Dr. Rajcan-Separovic is a Clinical Professor in the Department of Pathology and Laboratory Medicine at the University of British Columbia and a Clinical Cytogeneticist in the Division of Laboratory Genomics, Department of Pathology at BC Children’s Hospital. She is also an Investigator at the Children’s and Women’s Hospital Research Institute.

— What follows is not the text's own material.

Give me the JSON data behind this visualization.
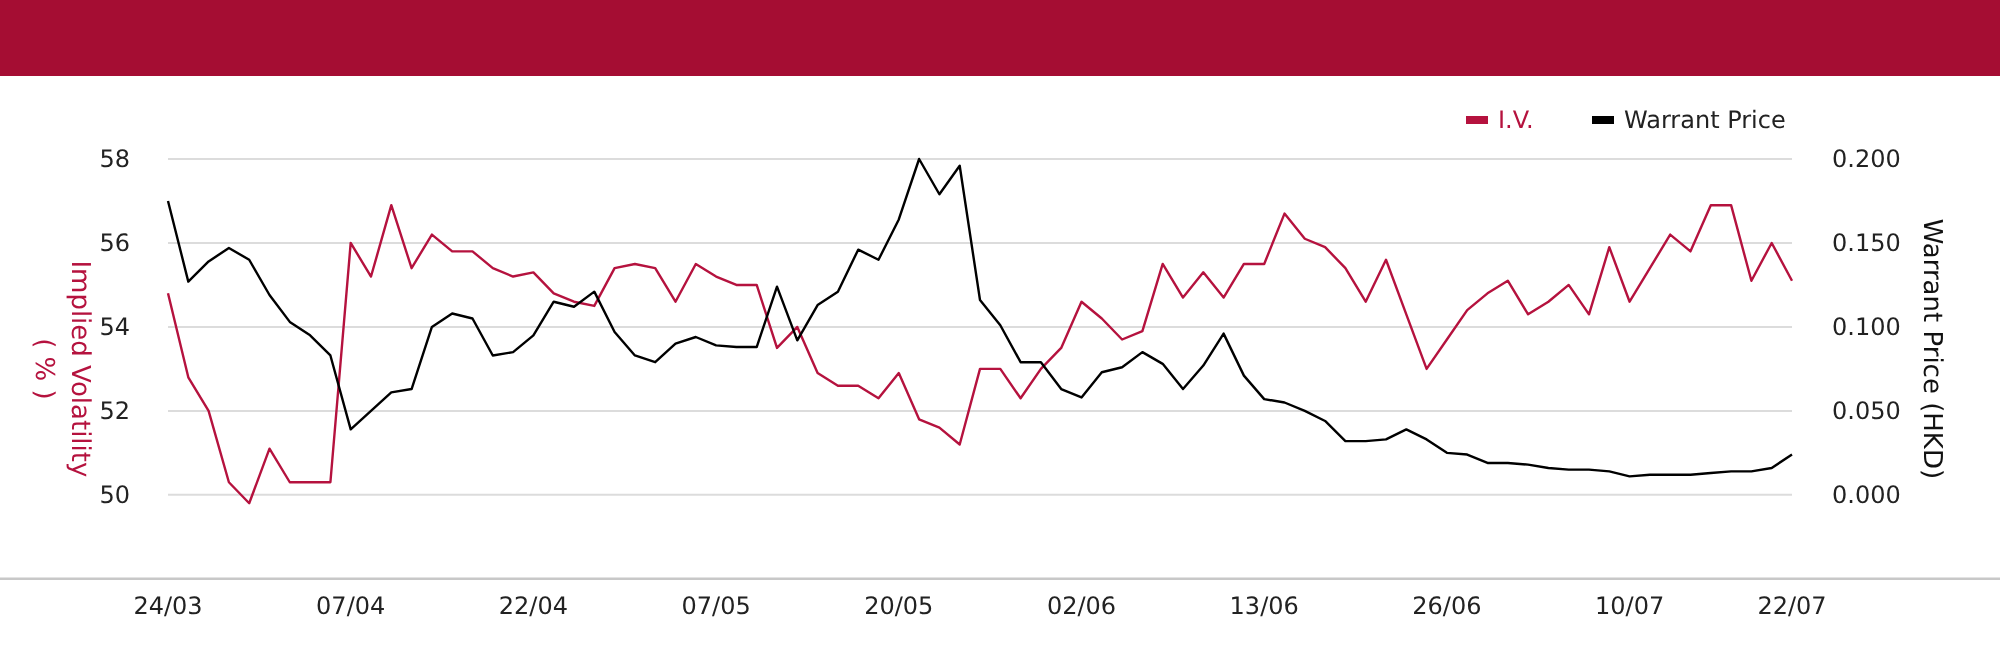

She did her clinical and postdoctoral research training at the University of Ottawa and Children’s Hospital of Eastern Ontario. After coming to Vancouver in 1997, she continued her clinical practice and established a research program in genomic causes of developmental disorders including childhood developmental delay and early pregnancy loss. Her current interest includes diagnosis of genetic changes by microarray and next generation sequencing and finding the functional consequences of identified changes in patient cells and in animal models in order to better understand the connection between the health issues in patients and the defects in their genes. She was supported by CIHR and MSFHR salary awards for 10 years and has been the recipient as a principal investigator or co-investigator of a large number of CIHR and CFI operational and infrastructure awards.

Academic background

  • Michael Smith Foundation of Health Research Scholar, 2008-2014
  • CIHR Clinical Investigatorship, 2005-2009
  • Fellow of the Canadian College of Medical Genetics, subspecialty cytogenetics, 1998-present
  • CCMG Postdoctoral Fellowship (Clinical Cytogenetics), Children’s Hospital of Eastern Ontario, 1995-1997
  • Postdoctoral Fellow (Genetics) University of Ottawa, Ontario, 1993-1995
  • NSERC Visiting Fellowship, Agriculture Canada, Ottawa, 1991-1993
  • PhD, University of Belgrade, Yugoslavia, Molecular Cytogenetics. 1989
  • MSc, University of Belgrade, Yugoslavia, Cytogenetics. 1985
  • BSc, University of Novi Sad, Yugoslavia, Biology. 1983

Research Interest

My laboratory studies genomic abnormalities as the cause of human diseases. We use genomic microarrays to detect tiny chromosomal microdeletions and microduplications in patients with intellectual disability, autism or reproductive disorders. Most recently, we started using next generation sequencing to identify even smaller abnormalities in the DNA from our patients. Our current interest includes finding the functional consequences of gene copy number or sequence changes in patient cells and in animal models (e.g. zebrafish or C.elegans). Our ultimate goal is to understand better the connection between the phenotypic abnormalities in our patients and the defects in their genes.